East Coast/West Coast
East Coast/West Coast is a conversation between Nancy Holt and Robert Smithson recalling television talk shows and improvisational theatre. This important example of early video art was recorded in corner of the SoHo studio of artist Joan Jonas, a close friend of both artists. It was recorded by artist Peter Campus using a video camera, equipment at the time that was prohibitively expensive. Having gained access to the camera and playback equipment, Jonas and Campus invited Holt and Smithson to experiment, and the improvised exchange was first screened for artist-friends Michael Heizer, Richard Serra, Keith Sonnier, and Jackie Winsor the evening after it was made.
The video starts with some frowning about how to operate the camera and, as the recording begins, Jonas reassures Holt that if it does not work, they can do it again. What follows is created spontaneously, using the comedy, wit, and collaboration of “improv.” Holt and Smithson perform stereotypical positions of east coast and west coast artists of the late 1960s: Holt assumes the role of an intellectual conceptual artist from New York, while Smithson plays a laid-back Californian, driven by feelings and instinct.
While Holt stresses analytic systematic thinking, Smithson represents the opposite, privileging visceral experience and instinct.
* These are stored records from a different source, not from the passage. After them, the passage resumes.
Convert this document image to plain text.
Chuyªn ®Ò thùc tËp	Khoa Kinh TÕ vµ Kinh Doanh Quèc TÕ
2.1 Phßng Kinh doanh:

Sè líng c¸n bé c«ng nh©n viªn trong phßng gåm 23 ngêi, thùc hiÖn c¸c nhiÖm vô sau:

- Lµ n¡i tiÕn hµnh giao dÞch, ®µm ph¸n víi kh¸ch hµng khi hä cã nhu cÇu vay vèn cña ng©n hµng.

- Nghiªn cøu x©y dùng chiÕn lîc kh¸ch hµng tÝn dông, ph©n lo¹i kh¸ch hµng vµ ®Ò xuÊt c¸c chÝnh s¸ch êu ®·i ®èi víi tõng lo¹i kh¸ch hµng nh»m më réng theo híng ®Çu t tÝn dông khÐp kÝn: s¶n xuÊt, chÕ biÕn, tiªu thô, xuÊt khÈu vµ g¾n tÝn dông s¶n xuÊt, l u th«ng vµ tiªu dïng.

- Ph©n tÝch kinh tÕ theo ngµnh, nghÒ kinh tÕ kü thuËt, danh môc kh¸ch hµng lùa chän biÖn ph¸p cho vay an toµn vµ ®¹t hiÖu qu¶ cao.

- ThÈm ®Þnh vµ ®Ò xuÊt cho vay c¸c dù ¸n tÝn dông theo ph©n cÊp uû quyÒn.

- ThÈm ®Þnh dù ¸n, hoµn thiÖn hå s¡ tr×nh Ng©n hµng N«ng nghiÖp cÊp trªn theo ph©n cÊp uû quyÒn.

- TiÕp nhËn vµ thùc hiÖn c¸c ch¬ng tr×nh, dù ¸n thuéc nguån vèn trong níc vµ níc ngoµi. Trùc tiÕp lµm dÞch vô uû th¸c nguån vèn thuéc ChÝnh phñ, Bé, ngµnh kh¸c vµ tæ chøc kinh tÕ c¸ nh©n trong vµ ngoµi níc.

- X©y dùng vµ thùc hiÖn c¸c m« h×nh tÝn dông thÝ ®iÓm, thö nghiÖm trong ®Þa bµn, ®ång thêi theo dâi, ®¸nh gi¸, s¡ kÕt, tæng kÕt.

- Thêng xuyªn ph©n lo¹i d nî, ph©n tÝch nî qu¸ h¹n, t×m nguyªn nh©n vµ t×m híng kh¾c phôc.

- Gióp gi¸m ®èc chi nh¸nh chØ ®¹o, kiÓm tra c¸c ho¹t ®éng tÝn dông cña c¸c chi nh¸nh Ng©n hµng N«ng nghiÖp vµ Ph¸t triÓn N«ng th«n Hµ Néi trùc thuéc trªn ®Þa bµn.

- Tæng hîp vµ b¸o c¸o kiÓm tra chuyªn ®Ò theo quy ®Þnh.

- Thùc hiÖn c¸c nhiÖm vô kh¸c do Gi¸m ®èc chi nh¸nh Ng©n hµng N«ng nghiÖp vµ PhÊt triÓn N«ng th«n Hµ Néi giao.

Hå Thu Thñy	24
He declares: “I never read books; I just go out and look at the clouds,” and asks Holt “Why don't you stop thinking and start feeling?” In the companion catalogue to Smithson’s 2004 retrospective, Cornelia Butler describes: “All hedonism and flake, Smithson plays the liberated half of Holt’s character, the uptight theory bound market savvy conceptualist who tries to convince the artist that wallowing around the desert frontier can only be an economically ignorant waste of time.” As the videotape ends Smithson repeats “I don’t care what other people think” as the screen turns to snow.